Algolzw / image-restoration-sde

Image Restoration with Mean-Reverting Stochastic Differential Equations, ICML 2023. Winning solution of the NTIRE 2023 Image Shadow Removal Challenge.
https://algolzw.github.io/ir-sde/index.html
MIT License
531 stars 38 forks source link

SISR Inference results using the pretrained checkpoint #31

Open shuailizju opened 1 year ago

shuailizju commented 1 year ago

I tried to do the SISR test of IR-SDE on DIV2K. I am using your pretrained model and your test code. However, the png output that I obtained does not match with the results that you provided. It contains lots of noise and artifacts.

During the inference, I only changed the data path and the pretrain_model_G path in the .yml file. Is there anything that I didn't do correctly? Thanks.

Algolzw commented 1 year ago

In SISR config file, the distortion should be sr (I have updated it now). Moreover, can you provide some resulting images and PSNR values?

shuailizju commented 1 year ago

Screenshot from 2023-07-13 15-25-50 I tried the updated code, but the results are not improving.

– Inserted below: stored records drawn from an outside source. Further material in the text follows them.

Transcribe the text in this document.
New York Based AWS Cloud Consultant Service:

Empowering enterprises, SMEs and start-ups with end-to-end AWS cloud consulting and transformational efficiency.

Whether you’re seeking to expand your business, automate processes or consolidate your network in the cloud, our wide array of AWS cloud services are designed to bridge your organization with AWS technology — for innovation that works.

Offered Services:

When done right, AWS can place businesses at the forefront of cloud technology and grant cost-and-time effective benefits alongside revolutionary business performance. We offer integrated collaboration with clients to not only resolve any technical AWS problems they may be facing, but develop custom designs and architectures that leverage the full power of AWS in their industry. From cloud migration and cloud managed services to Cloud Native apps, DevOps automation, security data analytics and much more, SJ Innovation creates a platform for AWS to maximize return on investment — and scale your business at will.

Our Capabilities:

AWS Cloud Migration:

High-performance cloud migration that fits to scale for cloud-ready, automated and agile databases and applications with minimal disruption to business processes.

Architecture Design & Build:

The left is the results that you provided and the right one is my inference result.

shuailizju commented 1 year ago

This is using IR-SDE and the screen shot showing the PSNR is attached below: Screenshot from 2023-07-13 15-16-56

Algolzw commented 1 year ago

Hi, for SISR you may need to change the interpolate mode to 'nearest' in the deg_utils.py.

shuailizju commented 1 year ago

Setting the interpolate mode to 'nearest' indeed helps. Those artifacts are gone.

But my result is still more noisy than yours. What could be the reason?

Screenshot from 2023-07-14 10-59-26

Algolzw commented 1 year ago

Aha, I re-trained the SISR model after cleaning the code. So the results might be different. If you want a better performance you can try to tune the hyperparameters and retrain the model.

shuailizju commented 1 year ago

OK. Thanks.

Another question is about training the Refusion model for SISR. By comparing the training code of IR-SDE and Refusion, it seems that the only difference is to replace the conditionalUnet with NAFUnet. How about the encoder and decoder (Unet) used for converting images into latent space (Section 4.1 in the paper)? Why this part is not included in the training code?

Algolzw commented 1 year ago

Currently, we only provide the latent code for high-resolution image dehazing and bokeh effect transform. But you can easily apply/train it to other tasks by pertaining the U-Net and replacing the dataset in latent-dehazing.